Floating without direction across the digital ocean in an unfinished dinghy.

Value of Grad School in the threat of AI

· Calculating...

Source: https://www.maximum-progress.com/p/grad-school-applications

The author uses coding as an example to state the below:

all empirical evidence so far points to AIs being highly complementary to human labor, rather than substitutes

and on the value of studying economics

Deep Research doesn't close the gap between the productivity of the most skilled academics and the least skilled ones, it widens it.

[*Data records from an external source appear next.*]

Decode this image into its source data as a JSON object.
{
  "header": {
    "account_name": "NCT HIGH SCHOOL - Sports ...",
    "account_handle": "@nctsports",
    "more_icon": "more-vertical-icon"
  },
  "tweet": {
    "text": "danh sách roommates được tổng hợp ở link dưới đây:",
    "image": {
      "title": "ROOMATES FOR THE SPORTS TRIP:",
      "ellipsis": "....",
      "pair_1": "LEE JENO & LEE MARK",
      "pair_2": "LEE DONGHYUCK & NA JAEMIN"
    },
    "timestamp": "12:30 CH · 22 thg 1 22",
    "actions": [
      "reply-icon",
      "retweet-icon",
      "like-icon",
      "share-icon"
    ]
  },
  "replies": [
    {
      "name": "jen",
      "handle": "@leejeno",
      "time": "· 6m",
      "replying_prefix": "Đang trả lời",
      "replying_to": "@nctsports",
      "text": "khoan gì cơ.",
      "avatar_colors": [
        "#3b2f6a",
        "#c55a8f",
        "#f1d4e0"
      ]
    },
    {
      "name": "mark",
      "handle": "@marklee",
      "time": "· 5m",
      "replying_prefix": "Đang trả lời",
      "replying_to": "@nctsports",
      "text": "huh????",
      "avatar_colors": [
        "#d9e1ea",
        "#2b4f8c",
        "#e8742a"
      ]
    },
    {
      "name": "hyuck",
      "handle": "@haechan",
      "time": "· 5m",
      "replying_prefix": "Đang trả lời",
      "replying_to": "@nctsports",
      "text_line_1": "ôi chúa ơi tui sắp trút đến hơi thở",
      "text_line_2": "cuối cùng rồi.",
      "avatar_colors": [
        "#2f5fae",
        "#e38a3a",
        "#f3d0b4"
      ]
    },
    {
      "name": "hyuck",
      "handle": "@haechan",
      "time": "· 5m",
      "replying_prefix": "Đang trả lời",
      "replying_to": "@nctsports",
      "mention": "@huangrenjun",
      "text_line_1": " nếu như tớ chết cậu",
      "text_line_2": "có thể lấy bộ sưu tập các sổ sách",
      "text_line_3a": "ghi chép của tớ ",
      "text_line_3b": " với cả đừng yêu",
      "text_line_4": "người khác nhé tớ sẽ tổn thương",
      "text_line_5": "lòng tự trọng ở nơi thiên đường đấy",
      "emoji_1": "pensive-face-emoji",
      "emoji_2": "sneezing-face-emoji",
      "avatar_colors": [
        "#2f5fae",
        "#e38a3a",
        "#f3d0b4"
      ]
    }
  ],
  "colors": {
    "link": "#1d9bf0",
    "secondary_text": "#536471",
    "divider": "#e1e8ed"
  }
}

If you have taste, determination, and enough knowledge to evaluate AI outputs, then you can run a one-man research lab.

And the point that hit home the most - anything else I have a comparative advantage on is also exposed:

AI career uncertainty applies pretty broadly to all the jobs I could be doing. [...] Anything where the inputs and outputs happen on a computer seems exposed, but that’s basically all I’m good at

Finally, the author admits that the future of how one does economic research may change (aka the variance of the research path) but the actual value of this research (and I take it anything else that is highly specialized) may also be rising (which is counter to our default assumptions):

I don’t think that business as usual is the right prediction for the future of economic research. Some big things will obviously change. The variance of this path has gone up, but the expected value hasn’t clearly fallen and may be rising.